O anúncio da venda da SAF Botafogo em um jornal britânico pautou o vídeo do jornalista Rica Perrone nesta terça, 14. Para ele, a medida joga no lixo a credibilidade que o clube construiu nos últimos anos.
— Quando chega no final das contas, o que o Botafogo mudou de fato de 2023, 22 para cá, não é exatamente a conquista de título, porque conquista de título, ela pode acontecer, entendeu? O que que o Botafogo ganhou de 2022 para cá? Não é a Libertadores, exatamente o campeonato brasileiro. O Botafogo ganhou notoriedade, respeito, uma camisa mais valiosa, um clube mais valioso. Tirou aquele abadá ridículo de time de Série C que o Botafogo tinha com 40 patrocinadores de bairro e passou a ter um patrocinador, uma marca esportiva, uma camisa bem cuidada, um clube com estrutura. Enfim, o Botafogo se transformou como instituição, ele se modernizou, ele passou a se respeitar e valorizar sua marca. Isso tem um valor – iniciou.
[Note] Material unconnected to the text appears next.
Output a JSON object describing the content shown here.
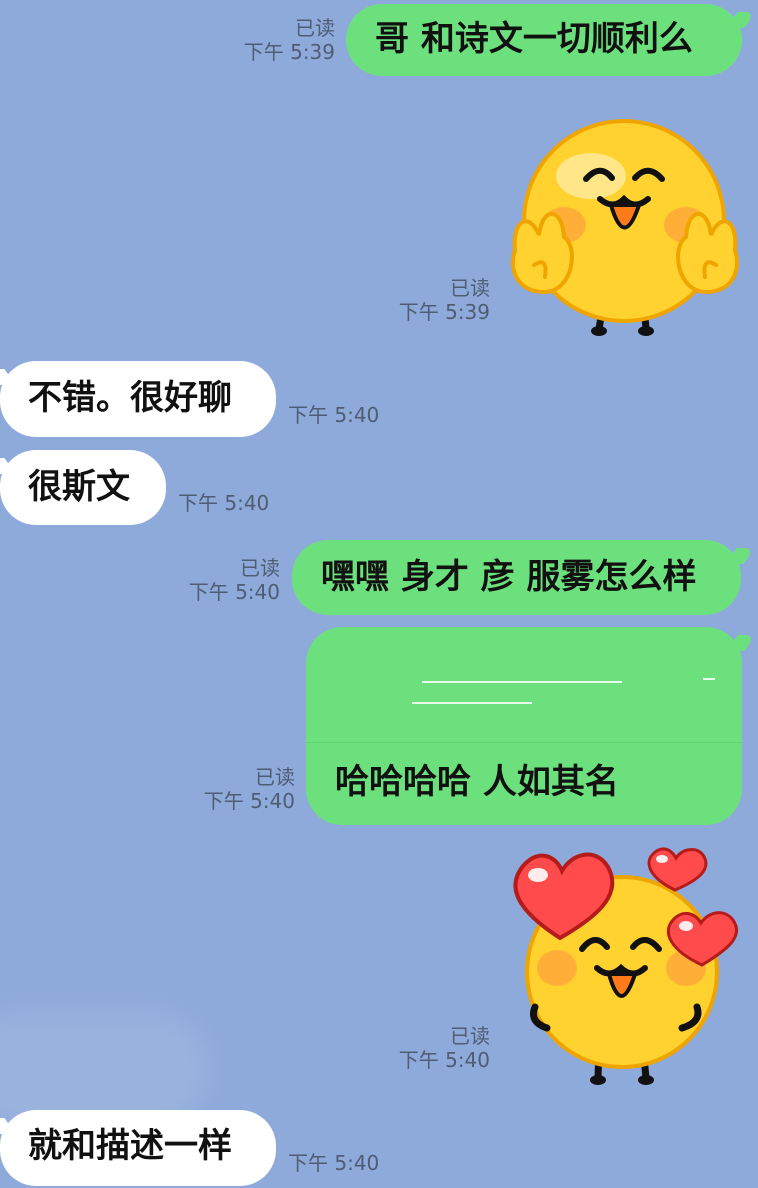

— Esse valor ele dura mais do que o título da Libertadores. Que o título da Libertadores, embora seja a glória eterna, passa um ano, um ano e meio, torcedor tá puto de novo, já não tá indo no estádio. Não, não, não sustenta. O que sustenta é isso. Só que se continuar nesse ritmo, o Botafogo vai chegar no momento que ele vai ter perdido isso, porque os clubes e os para quem ele deve vai começar a cobrar a conta, vai começar a chegar o Botafogo vai começar a ter dificuldade e o próximo patrocinador já vem desconfiado, se é que vem – pontuou.
Intervenção
Para Rica Perrone, o clube social e o torcedor precisam intervir para estancar a sangria da credibilidade do Botafogo.
— Então o principal do Botafogo tá colocando, tá sendo colocado em xeque na medida que esse tipo de coisa acontece. Porque enquanto o Botafogo tá perdendo em campo, é, tá perdendo. É um time de futebol, ele ganha, perde. Agora, quando você chega num ponto de você credibilizar a instituição e você aceita passivamente que isso seja jogado no lixo e colocado até de maneira inferior ao que tava antes, que é você ser anunciado no jornal como um carro velho, porra, cara, aí eu acho que o Botafogo tem que encontrar a maneira de intervir, o torcedor tem que participar. Descredibilização de uma marca que levou, sei lá e eu quantos anos, décadas, para ser reconstruída e recolocada no seu devido lugar. E agora querem jogar, estão jogando o Botafogo para uma situação ainda pior. Isso não pode acontecer – encerrou.
Em meio à crise financeira da SAF, o Botafogo entra em campo nesta quarta, 15, contra o Racing, às 19h (de Brasília), em El Cilindro, pela segunda rodada da Copa CONMEBOL Sul-Americana.